Plant metabolism and its regulation is complex and still far from being completely understood. There is a bulk of information available in world-wide databases to date concerning the structure of genes and their putative functions. The successful completion of sequencing whole genomes of prokaryotes and eukaryotes, amongst them the genome of the model plant Arabidopsis thaliana or the crop plant rice and others, opens the way to large-scale approaches.

Apart from large-scale approaches, which are essential and necessary in order to deal with the whole system as such and to decrease the size of patches in the fabric of a giant patchwork,  I think it is still possible to gather interesting and new information using the already existing and well defined sources of transgenic and mutant plants.  In many cases a perturbation of metabolism will lead to pleiotropic changes in gene expression and compensatory mechanisms are installed. However, compensatory changes in plant performance can be used as a tool to gain additional information on the fine tuning of metabolic regulation inevitable to fully comprehend its complexity.

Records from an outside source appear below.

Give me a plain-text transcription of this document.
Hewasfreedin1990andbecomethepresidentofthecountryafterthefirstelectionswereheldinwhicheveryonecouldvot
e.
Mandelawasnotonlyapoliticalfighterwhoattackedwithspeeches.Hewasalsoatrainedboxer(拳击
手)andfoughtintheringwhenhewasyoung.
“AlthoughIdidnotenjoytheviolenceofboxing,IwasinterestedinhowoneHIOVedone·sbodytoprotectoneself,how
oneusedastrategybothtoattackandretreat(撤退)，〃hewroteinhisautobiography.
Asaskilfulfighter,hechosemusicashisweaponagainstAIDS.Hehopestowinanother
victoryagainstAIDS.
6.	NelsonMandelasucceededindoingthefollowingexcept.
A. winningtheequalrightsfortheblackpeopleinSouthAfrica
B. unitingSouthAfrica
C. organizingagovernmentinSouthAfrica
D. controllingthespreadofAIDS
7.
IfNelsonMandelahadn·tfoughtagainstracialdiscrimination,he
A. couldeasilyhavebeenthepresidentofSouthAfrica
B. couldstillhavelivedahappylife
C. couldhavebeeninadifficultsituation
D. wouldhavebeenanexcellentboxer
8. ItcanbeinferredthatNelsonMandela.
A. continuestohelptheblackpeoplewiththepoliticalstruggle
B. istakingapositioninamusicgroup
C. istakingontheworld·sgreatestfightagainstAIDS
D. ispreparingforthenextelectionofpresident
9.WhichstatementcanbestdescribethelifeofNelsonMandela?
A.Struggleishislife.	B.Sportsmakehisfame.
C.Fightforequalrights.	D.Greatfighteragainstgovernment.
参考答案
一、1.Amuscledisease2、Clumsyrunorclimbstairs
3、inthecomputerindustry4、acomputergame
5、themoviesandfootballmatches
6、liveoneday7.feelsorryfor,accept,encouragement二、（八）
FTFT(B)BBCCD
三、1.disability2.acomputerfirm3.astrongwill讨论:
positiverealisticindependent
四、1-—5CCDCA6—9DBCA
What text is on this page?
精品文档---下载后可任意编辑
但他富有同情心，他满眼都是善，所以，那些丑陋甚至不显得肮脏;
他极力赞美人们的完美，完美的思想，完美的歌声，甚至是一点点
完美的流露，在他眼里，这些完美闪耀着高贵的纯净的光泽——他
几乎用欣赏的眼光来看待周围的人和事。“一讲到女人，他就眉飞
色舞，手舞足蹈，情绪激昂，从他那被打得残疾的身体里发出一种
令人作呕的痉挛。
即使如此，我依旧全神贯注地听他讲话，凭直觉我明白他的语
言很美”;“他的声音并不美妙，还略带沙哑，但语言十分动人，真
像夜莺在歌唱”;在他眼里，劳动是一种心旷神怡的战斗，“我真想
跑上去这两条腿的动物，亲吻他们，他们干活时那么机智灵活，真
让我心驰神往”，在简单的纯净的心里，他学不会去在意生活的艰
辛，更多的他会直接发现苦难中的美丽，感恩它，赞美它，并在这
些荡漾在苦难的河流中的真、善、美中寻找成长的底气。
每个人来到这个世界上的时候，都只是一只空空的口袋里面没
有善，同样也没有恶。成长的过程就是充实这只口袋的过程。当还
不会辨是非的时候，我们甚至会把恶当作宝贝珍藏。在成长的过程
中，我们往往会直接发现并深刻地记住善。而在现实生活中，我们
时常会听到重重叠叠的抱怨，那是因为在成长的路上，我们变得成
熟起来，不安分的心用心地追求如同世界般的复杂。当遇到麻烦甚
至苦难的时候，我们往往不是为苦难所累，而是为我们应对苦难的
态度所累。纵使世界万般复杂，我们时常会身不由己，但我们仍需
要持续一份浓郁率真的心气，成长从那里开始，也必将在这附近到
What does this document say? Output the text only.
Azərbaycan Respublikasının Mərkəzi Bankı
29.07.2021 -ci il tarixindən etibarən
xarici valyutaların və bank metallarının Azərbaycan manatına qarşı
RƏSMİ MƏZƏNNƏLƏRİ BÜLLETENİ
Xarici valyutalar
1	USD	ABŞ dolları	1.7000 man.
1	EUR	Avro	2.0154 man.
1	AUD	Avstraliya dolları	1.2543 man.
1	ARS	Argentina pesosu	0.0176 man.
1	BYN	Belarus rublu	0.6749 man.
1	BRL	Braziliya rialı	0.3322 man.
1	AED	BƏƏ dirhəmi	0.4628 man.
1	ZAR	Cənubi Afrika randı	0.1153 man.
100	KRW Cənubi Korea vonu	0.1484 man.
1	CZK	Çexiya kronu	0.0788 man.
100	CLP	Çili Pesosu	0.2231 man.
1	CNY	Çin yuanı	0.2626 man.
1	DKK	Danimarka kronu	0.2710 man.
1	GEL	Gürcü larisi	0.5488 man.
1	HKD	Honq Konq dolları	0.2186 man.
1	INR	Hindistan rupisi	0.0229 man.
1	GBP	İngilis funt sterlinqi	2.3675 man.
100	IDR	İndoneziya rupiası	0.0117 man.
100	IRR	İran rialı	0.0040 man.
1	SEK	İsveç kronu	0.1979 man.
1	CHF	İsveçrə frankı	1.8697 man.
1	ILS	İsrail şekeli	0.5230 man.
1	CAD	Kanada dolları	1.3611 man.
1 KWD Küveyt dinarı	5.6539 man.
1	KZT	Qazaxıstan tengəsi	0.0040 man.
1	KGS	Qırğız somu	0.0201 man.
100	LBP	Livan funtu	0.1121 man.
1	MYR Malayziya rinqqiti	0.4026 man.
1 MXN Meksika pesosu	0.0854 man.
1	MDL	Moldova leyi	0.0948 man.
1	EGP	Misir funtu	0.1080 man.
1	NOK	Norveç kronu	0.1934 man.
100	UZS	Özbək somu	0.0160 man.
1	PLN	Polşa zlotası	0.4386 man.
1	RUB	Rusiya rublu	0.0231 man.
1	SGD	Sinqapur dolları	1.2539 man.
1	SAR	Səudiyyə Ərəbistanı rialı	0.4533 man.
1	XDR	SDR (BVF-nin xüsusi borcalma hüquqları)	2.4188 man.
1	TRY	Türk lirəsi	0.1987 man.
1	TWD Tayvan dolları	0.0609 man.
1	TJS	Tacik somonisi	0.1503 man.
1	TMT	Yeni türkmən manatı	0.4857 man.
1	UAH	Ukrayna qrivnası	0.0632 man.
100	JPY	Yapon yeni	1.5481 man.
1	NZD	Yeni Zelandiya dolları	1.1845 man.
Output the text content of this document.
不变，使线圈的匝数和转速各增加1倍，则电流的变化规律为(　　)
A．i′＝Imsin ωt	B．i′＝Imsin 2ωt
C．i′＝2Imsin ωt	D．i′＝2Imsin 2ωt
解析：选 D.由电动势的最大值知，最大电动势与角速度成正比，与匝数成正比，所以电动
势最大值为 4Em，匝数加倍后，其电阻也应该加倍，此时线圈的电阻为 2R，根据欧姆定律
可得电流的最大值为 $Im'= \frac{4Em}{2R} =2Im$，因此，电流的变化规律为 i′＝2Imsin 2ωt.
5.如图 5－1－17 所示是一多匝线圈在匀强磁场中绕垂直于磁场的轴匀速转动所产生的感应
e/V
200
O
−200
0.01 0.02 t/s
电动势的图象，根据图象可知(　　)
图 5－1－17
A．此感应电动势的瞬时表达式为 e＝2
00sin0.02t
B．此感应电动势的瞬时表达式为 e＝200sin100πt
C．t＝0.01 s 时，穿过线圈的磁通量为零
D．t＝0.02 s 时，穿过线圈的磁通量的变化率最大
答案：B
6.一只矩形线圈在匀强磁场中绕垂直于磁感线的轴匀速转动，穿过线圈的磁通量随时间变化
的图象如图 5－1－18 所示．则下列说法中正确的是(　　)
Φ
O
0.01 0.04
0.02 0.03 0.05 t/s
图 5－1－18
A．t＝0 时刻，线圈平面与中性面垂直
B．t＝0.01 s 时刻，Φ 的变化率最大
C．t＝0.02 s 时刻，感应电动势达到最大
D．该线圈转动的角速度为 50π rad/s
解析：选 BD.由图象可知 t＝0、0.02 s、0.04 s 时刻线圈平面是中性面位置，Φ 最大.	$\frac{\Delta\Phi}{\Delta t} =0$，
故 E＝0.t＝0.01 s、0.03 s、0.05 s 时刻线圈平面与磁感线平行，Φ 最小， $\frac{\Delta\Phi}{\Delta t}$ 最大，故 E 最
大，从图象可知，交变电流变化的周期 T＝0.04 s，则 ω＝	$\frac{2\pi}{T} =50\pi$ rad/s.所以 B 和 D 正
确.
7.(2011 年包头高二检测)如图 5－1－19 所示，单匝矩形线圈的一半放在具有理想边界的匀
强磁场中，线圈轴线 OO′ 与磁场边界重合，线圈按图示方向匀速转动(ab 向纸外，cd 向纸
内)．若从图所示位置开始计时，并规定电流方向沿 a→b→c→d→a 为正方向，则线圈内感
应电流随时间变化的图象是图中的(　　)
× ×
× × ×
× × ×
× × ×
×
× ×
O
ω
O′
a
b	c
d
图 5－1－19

Currently my interest is focused on mutant and transgenic plants with lesions in or altered activities of plastidial metabolite transporters. Of particular interest are Arabidopsis thaliana mutants with modified allocation of photoassimilates (defect in the triose phosphate/phosphate translocator) or an impairment of mesophyll development (lesion in a phosphoenolpyruvate/phosphate translocator). The functional  role of the xylulose-5-phosphate/phosphate translocator (XPT) is still obscure and efforts are on the way to fill this gap.

I am still interested in attempts to install a single cell C4-metabolism in C3 crops.